Accuracy %Sensitivity %Accuracy % Change
baseline98.42---0.000000
k-means98.290.0-0.001385
MLP97.810.0-0.006275
SVC97.810.0-0.006216

The models were all trained on a single image of 294,848 pixels (the satellite basemap image shown above) and tested on a separate image which also encompasses 294,848 pixels. Both images are from neighboring areas spanning the Arsenal Heights and Woodruff Place neighborhoods in Indianapolis.

Of the three models trained, the unsupervised model, k-means, outperformed the two supervised learning models, MLP and SVC.


Recommendations:
Based on the failure of all three models to improve on the baseline accuracy, paired with the extremely low sensitivity scores on both training and testing images, I recommend this project be discontinued, or altered drastically. I believe the failure of these models is due largely to two factors: 1) LiDAR sensor data is a poor choice for the input image, and 2) Any differences in vacant and occupied buildings from an eagle-eye's view are slight, except for in cases of extreme damage.

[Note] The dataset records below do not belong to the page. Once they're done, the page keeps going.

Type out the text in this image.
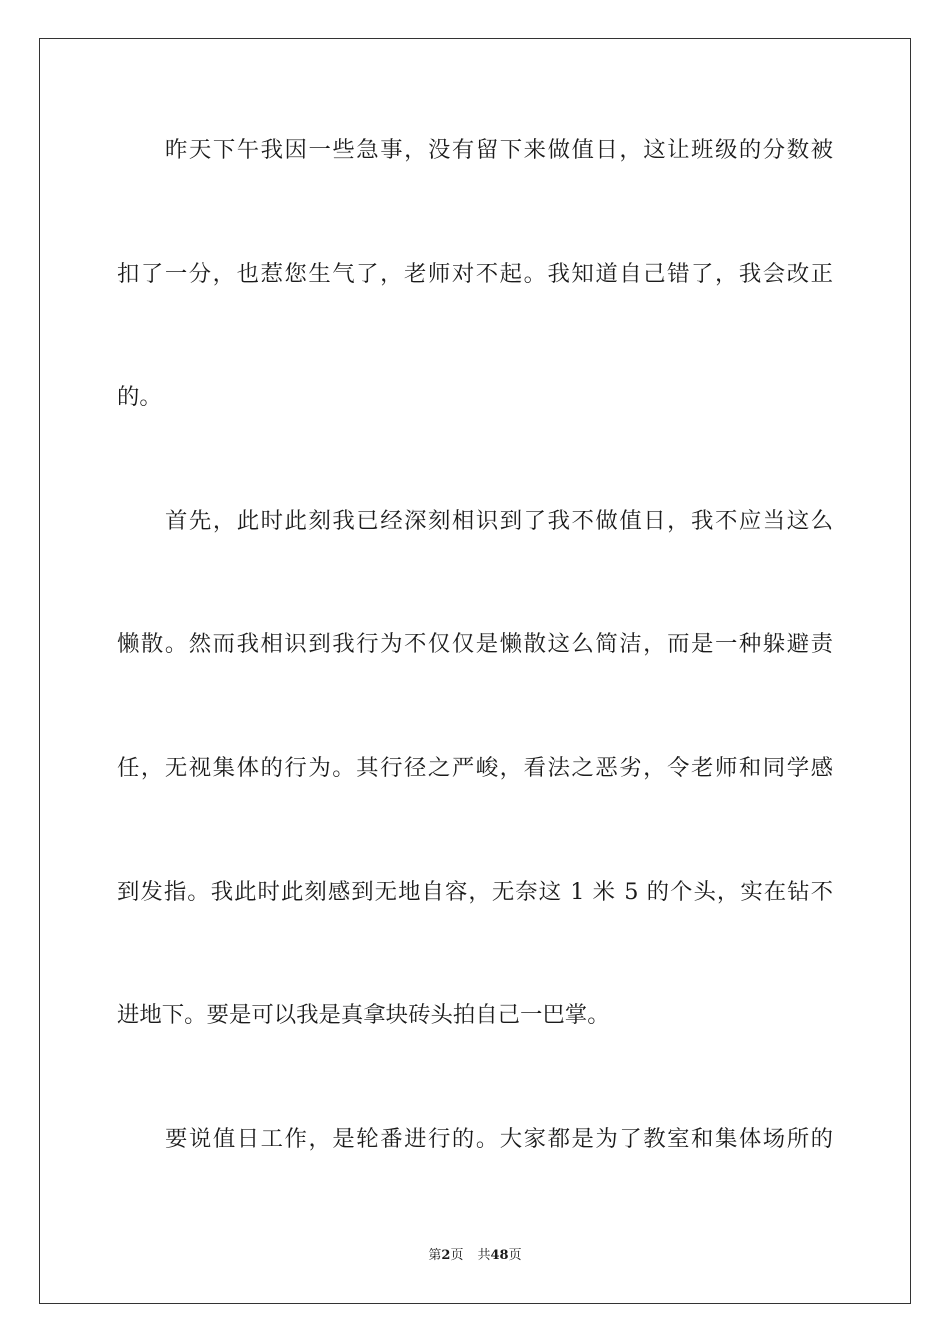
昨天下午我因一些急事，没有留下来做值日，这让班级的分数被
扣了一分，也惹您生气了，老师对不起。我知道自己错了，我会改正
的。
首先，此时此刻我已经深刻相识到了我不做值日，我不应当这么
懒散。然而我相识到我行为不仅仅是懒散这么简洁，而是一种躲避责
任，无视集体的行为。其行径之严峻，看法之恶劣，令老师和同学感
到发指。我此时此刻感到无地自容，无奈这 1 米 5 的个头，实在钻不
进地下。要是可以我是真拿块砖头拍自己一巴掌。
要说值日工作，是轮番进行的。大家都是为了教室和集体场所的
第2页 共48页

There are several promising options available to alter and further develop this project. I will list them below.

  1. Use satellite images in place of LiDAR sensor data.
  2. Decrease the tile size, focusing particularly on buildings that are abandoned, so that the baseline accuracy will be lower.
  3. Incorporate a two-fold ensemble model. One model predicts whether a parcel of land is abandoned from satellite imagery, while the other model predicts based off of Google Street View images from outside the residence.